The memory system is a fundamental performance and energy bottleneck in almost all computing systems. Recent system design, application, and technology trends that require more capacity, bandwidth, efficiency, and predictability out of the memory system make it an even more important system bottleneck. At the same time, DRAM and flash technologies are experiencing difficult technology scaling challenges that make the maintenance and enhancement of their capacity, energy efficiency, performance, and reliability significantly more costly with conventional techniques. In fact, recent reliability issues with DRAM, such as the RowHammer problem, are already threatening system security and predictability.

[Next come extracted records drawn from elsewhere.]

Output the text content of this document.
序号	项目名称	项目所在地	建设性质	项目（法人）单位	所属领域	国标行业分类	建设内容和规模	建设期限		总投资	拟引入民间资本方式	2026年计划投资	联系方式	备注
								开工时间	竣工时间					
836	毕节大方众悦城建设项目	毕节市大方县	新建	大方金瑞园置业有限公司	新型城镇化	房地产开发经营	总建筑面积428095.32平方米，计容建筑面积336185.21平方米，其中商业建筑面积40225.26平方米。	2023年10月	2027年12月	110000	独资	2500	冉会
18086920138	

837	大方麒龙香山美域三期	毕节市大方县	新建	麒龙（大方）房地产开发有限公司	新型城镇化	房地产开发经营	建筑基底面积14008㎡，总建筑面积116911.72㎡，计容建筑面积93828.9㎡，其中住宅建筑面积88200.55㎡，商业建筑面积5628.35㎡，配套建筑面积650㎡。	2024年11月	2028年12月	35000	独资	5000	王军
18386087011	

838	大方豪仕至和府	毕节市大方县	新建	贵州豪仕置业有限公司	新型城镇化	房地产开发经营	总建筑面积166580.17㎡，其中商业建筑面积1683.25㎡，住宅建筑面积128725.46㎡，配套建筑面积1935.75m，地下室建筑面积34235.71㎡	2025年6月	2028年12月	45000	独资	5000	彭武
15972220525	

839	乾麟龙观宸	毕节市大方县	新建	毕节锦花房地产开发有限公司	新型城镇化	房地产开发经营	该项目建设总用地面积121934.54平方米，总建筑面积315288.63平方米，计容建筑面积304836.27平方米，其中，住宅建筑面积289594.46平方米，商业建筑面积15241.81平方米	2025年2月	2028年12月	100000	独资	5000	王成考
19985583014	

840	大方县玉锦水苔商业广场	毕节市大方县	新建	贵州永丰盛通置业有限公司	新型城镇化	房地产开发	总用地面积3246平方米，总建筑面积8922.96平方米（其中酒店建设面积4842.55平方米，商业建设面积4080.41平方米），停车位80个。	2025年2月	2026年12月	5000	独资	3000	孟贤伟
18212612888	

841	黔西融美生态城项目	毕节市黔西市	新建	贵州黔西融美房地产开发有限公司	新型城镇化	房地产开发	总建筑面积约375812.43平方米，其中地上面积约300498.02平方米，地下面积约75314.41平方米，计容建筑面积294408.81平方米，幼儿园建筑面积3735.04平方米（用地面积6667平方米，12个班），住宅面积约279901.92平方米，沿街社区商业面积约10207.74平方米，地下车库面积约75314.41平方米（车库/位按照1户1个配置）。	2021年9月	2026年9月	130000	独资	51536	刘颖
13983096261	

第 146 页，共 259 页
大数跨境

We are at the challenging intersection where issues in memory reliability and performance are tightly coupled with not only system cost and energy efficiency but also system security.
In this course, we first discuss major challenges facing modern memory systems (and the computing platforms we currently design around the memory system) in the presence of greatly increasing demand for data and its fast analysis. We then examine some promising research and design directions to overcome these challenges. We discuss at least three key topics in detail, focusing on both open problems and potential solution directions: 1) fundamental issues in memory reliability and security and how to enable fundamentally secure, reliable, safe architectures; 2) enabling data-centric and hence fundamentally energy-efficient architectures that are capable of performing computation near data; 3) reducing both latency and energy consumption by tackling the fixed-latency/energy mindset.
If time permits, we will also discuss research challenges and opportunities in enabling emerging NVM (non-volatile memory) technologies and scaling NAND flash memory and SSDs (solid state drives) into the future.
Onur Mutlu is a Professor of Computer Science at ETH Zurich. He is also a faculty member at Carnegie Mellon University, where he previously held the William D. and Nancy W. Strecker Early Career Professorship. His current broader research interests are in computer architecture, systems, and bioinformatics. He is especially interested in interactions across domains and between applications, system software, compilers, and microarchitecture, with a major current focus on memory and storage systems. A variety of techniques he, together with his group and collaborators, have invented over the years have influenced industry and have been employed in commercial microprocessors and memory/storage systems. He obtained his PhD and MS in ECE from the University of Texas at Austin and BS degrees in Computer Engineering and Psychology from the University of Michigan, Ann Arbor. His industrial experience spans starting the Computer Architecture Group at Microsoft Research (2006-2009), and various product and research positions at Intel Corporation, Advanced Micro Devices, VMware, and Google.
He received the inaugural IEEE Computer Society Young Computer Architect Award, the inaugural Intel Early Career Faculty Award, faculty partnership awards from various companies, a healthy number of best paper or "Top Pick" paper recognitions at various computer systems and architecture venues, and the ACM Fellow recognition "for contributions to computer architecture research, especially in memory systems."
His computer architecture course lectures and materials are freely available on YouTube, and his research group makes software artifacts freely available online.